Wednesday 27 May 2015

BRiCC Keke


A couple of years ago BRiCC (www.briccjos.com) was able to buy two kekes after donations from England. The idea was that one would be driven by a Muslim, one by a Christian, thus providing a job for the drivers and rental income for BRiCC.  Some readers may remember the trouble we had in the beginning as the man we were buying from took the money then didn't supply the vehicle for months, despite having plenty of stock.  It's been a struggle to find reliable drivers too, even though both of them had to be recommended and guaranteed by their respective religious leaders.  Recently the driver who paid his rent more reliably has left the keke unused whilst he returns to his village to plant crops.  The other driver, who seemed to regard paying rent as an optional extra, was told that the BRiCC keke would be taken away from him and allocated to someone more trustworthy (an "elderly" person, as BRiCC's director said, not another young man).


Yesterday, in very coincidental timing, we discovered that that keke has been stolen. 

The theft has been reported to the police but hopes are not high of its return.

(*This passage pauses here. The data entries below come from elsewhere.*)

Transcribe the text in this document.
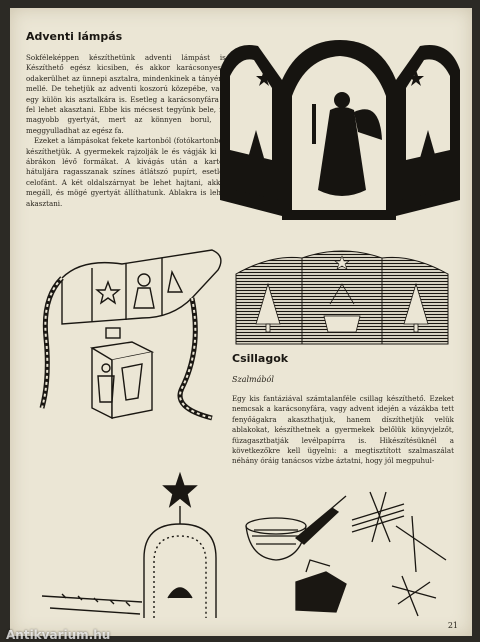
Adventi lámpás

Sokféleképpen készíthetünk adventi lámpást is. Készíthető egész kicsiben, és akkor karácsonyeste odakerülhet az ünnepi asztalra, mindenkinek a tányérja mellé. De tehetjük az adventi koszorú közepébe, vagy egy külön kis asztalkára is. Esetleg a karácsonyfára is fel lehet akasztani. Ebbe kis mécsest tegyünk bele, ne magyobb gyertyát, mert az könnyen borul, és meggyulladhat az egész fa.

Ezeket a lámpásokat fekete kartonból (fotókartonból) készíthetjük. A gyermekek rajzolják le és vágják ki az ábrákon lévő formákat. A kivágás után a karton hátuljára ragasszanak színes átlátszó pupírt, esetleg celofánt. A két oldalszárnyat be lehet hajtani, akkor megáll, és mögé gyertyát állíthatunk. Ablakra is lehet akasztani.

Csillagok
Szalmából

Egy kis fantáziával számtalanféle csillag készíthető. Ezeket nemcsak a karácsonyfára, vagy advent idején a vázákba tett fenyőágakra akaszthatjuk, hanem díszíthetjük velük ablakokat, készíthetnek a gyermekek belőlük könyvjelzőt, füzagasztbatják levélpapírra is. Hikészítésüknél a következőkre kell ügyelni: a megtisztított szalmaszálat néhány óráig tanácsos vízbe áztatni, hogy jól megpuhul-

21
Antikvarium.hu
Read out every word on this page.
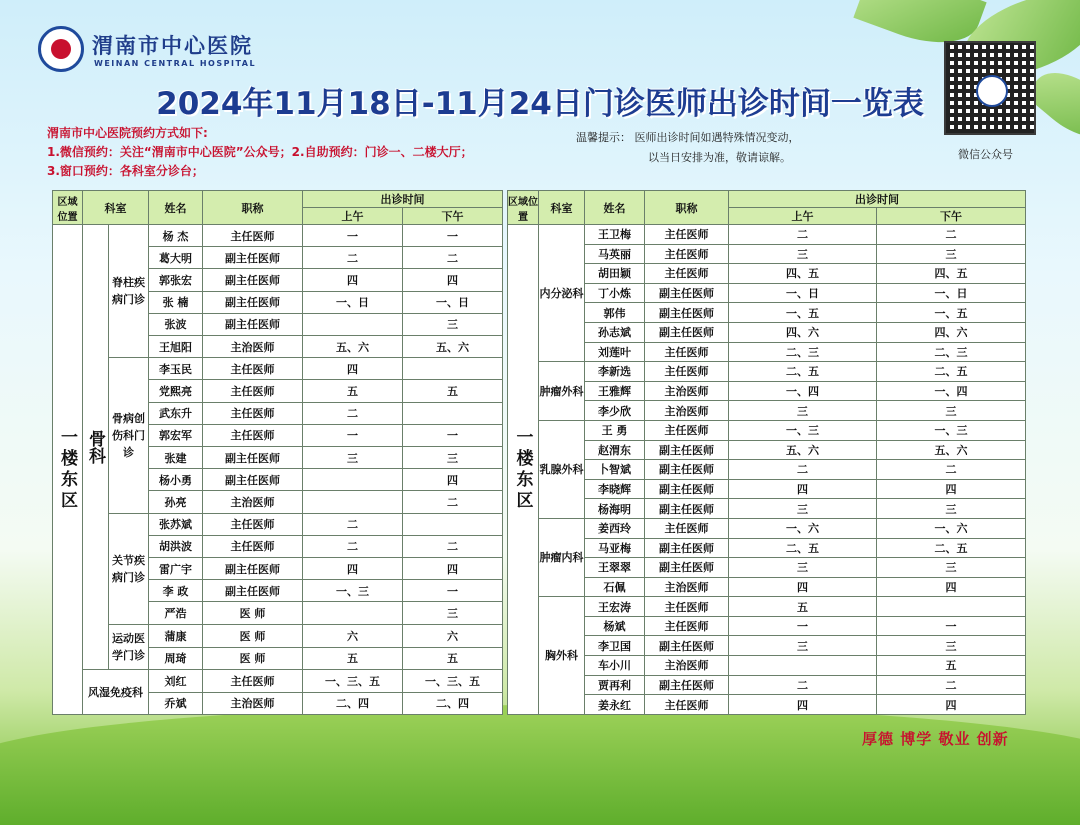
渭南市中心医院
WEINAN CENTRAL HOSPITAL
2024年11月18日-11月24日门诊医师出诊时间一览表
微信公众号
渭南市中心医院预约方式如下:
1.微信预约：关注“渭南市中心医院”公众号；2.自助预约：门诊一、二楼大厅；
3.窗口预约：各科室分诊台；
温馨提示： 医师出诊时间如遇特殊情况变动，
以当日安排为准，敬请谅解。
区域位置	科室		姓名	职称	出诊时间	
					上午	下午
一楼东区	骨科	脊柱疾病门诊	杨 杰	主任医师	一	一
			葛大明	副主任医师	二	二
			郭张宏	副主任医师	四	四
			张 楠	副主任医师	一、日	一、日
			张波	副主任医师		三
			王旭阳	主治医师	五、六	五、六
		骨病创伤科门诊	李玉民	主任医师	四	
			党熙亮	主任医师	五	五
			武东升	主任医师	二	
			郭宏军	主任医师	一	一
			张建	副主任医师	三	三
			杨小勇	副主任医师		四
			孙亮	主治医师		二
		关节疾病门诊	张苏斌	主任医师	二	
			胡洪波	主任医师	二	二
			雷广宇	副主任医师	四	四
			李 政	副主任医师	一、三	一
			严浩	医 师		三
		运动医学门诊	蒲康	医 师	六	六
			周琦	医 师	五	五
	风湿免疫科		刘红	主任医师	一、三、五	一、三、五
			乔斌	主治医师	二、四	二、四
区域位置	科室	姓名	职称	出诊时间	
				上午	下午
一楼东区	内分泌科	王卫梅	主任医师	二	二
		马英丽	主任医师	三	三
		胡田颖	主任医师	四、五	四、五
		丁小炼	副主任医师	一、日	一、日
		郭伟	副主任医师	一、五	一、五
		孙志斌	副主任医师	四、六	四、六
		刘莲叶	主任医师	二、三	二、三
	肿瘤外科	李新选	主任医师	二、五	二、五
		王雅辉	主治医师	一、四	一、四
		李少欣	主治医师	三	三
	乳腺外科	王 勇	主任医师	一、三	一、三
		赵渭东	副主任医师	五、六	五、六
		卜智斌	副主任医师	二	二
		李晓辉	副主任医师	四	四
		杨海明	副主任医师	三	三
	肿瘤内科	姜西玲	主任医师	一、六	一、六
		马亚梅	副主任医师	二、五	二、五
		王翠翠	副主任医师	三	三
		石佩	主治医师	四	四
	胸外科	王宏涛	主任医师	五	
		杨斌	主任医师	一	一
		李卫国	副主任医师	三	三
		车小川	主治医师		五
		贾再利	副主任医师	二	二
		姜永红	主任医师	四	四
厚德 博学 敬业 创新
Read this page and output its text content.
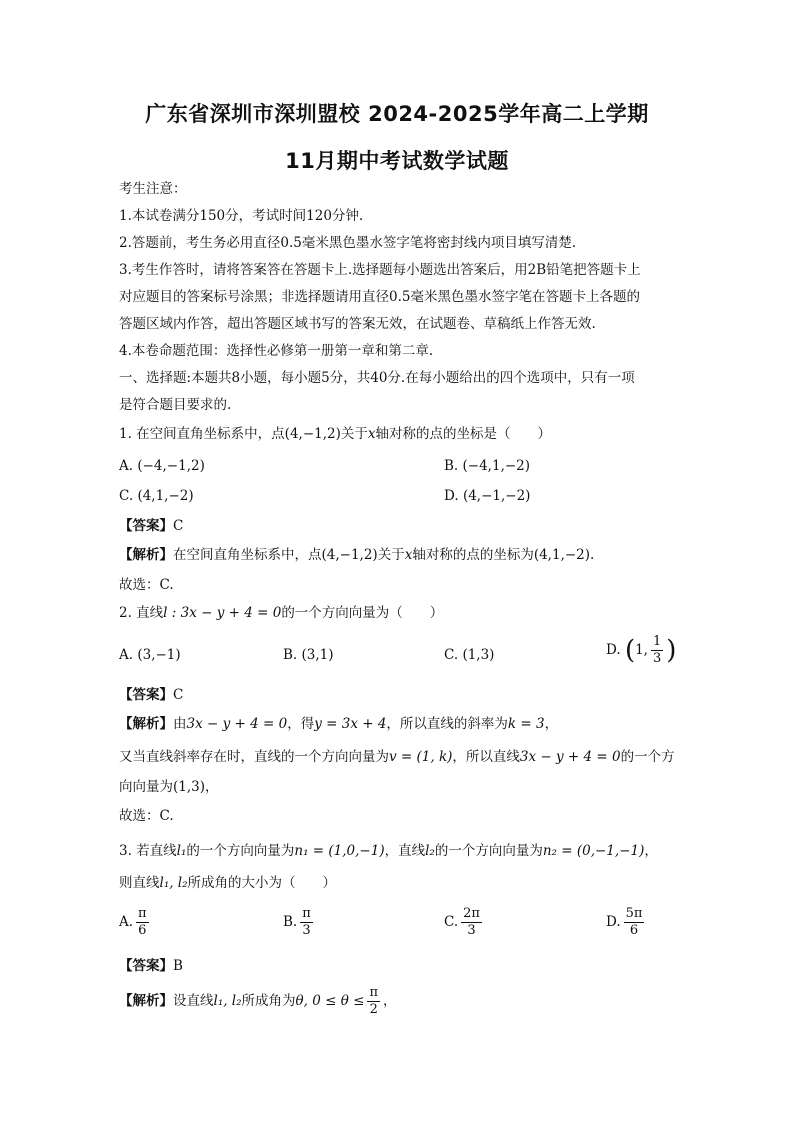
广东省深圳市深圳盟校 2024-2025学年高二上学期
11月期中考试数学试题
考生注意：
1.本试卷满分150分，考试时间120分钟.
2.答题前，考生务必用直径0.5毫米黑色墨水签字笔将密封线内项目填写清楚.
3.考生作答时，请将答案答在答题卡上.选择题每小题选出答案后，用2B铅笔把答题卡上
对应题目的答案标号涂黑；非选择题请用直径0.5毫米黑色墨水签字笔在答题卡上各题的
答题区域内作答，超出答题区域书写的答案无效，在试题卷、草稿纸上作答无效.
4.本卷命题范围：选择性必修第一册第一章和第二章.
一、选择题:本题共8小题，每小题5分，共40分.在每小题给出的四个选项中，只有一项
是符合题目要求的.
1. 在空间直角坐标系中，点(4,−1,2)关于x轴对称的点的坐标是（　　）
A. (−4,−1,2)	B. (−4,1,−2)
C. (4,1,−2)	D. (4,−1,−2)
【答案】C
【解析】在空间直角坐标系中，点(4,−1,2)关于x轴对称的点的坐标为(4,1,−2).
故选：C.
2. 直线l : 3x − y + 4 = 0的一个方向向量为（　　）
A. (3,−1)	B. (3,1)	C. (1,3)	D. (1, $\frac{1}{3}$ )
【答案】C
【解析】由3x − y + 4 = 0，得y = 3x + 4，所以直线的斜率为k = 3，
又当直线斜率存在时，直线的一个方向向量为v = (1, k)，所以直线3x − y + 4 = 0的一个方
向向量为(1,3)，
故选：C.
3. 若直线l₁的一个方向向量为n₁ = (1,0,−1)，直线l₂的一个方向向量为n₂ = (0,−1,−1)，
则直线l₁, l₂所成角的大小为（　　）
A. $\frac{\pi}{6}$	B. $\frac{\pi}{3}$	C. $\frac{2\pi}{3}$	D. $\frac{5\pi}{6}$
【答案】B
【解析】设直线l₁, l₂所成角为θ, $0 \le \theta \le \frac{\pi}{2}$ ，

So often in Nigeria ideas intended to benefit people, to bring peace and better livelihoods to those who are struggling, are thwarted by dishonesty at all levels of society, whether that's people given jobs who do no work, rents not paid or corrupt officials creaming off so many millions of naira that projects never get off the ground.  The poor and destitute suffer most but the whole of society is stunted by greed and self-interest. Nigeria has the potential to be great: sometimes it's all too obvious why there are problems.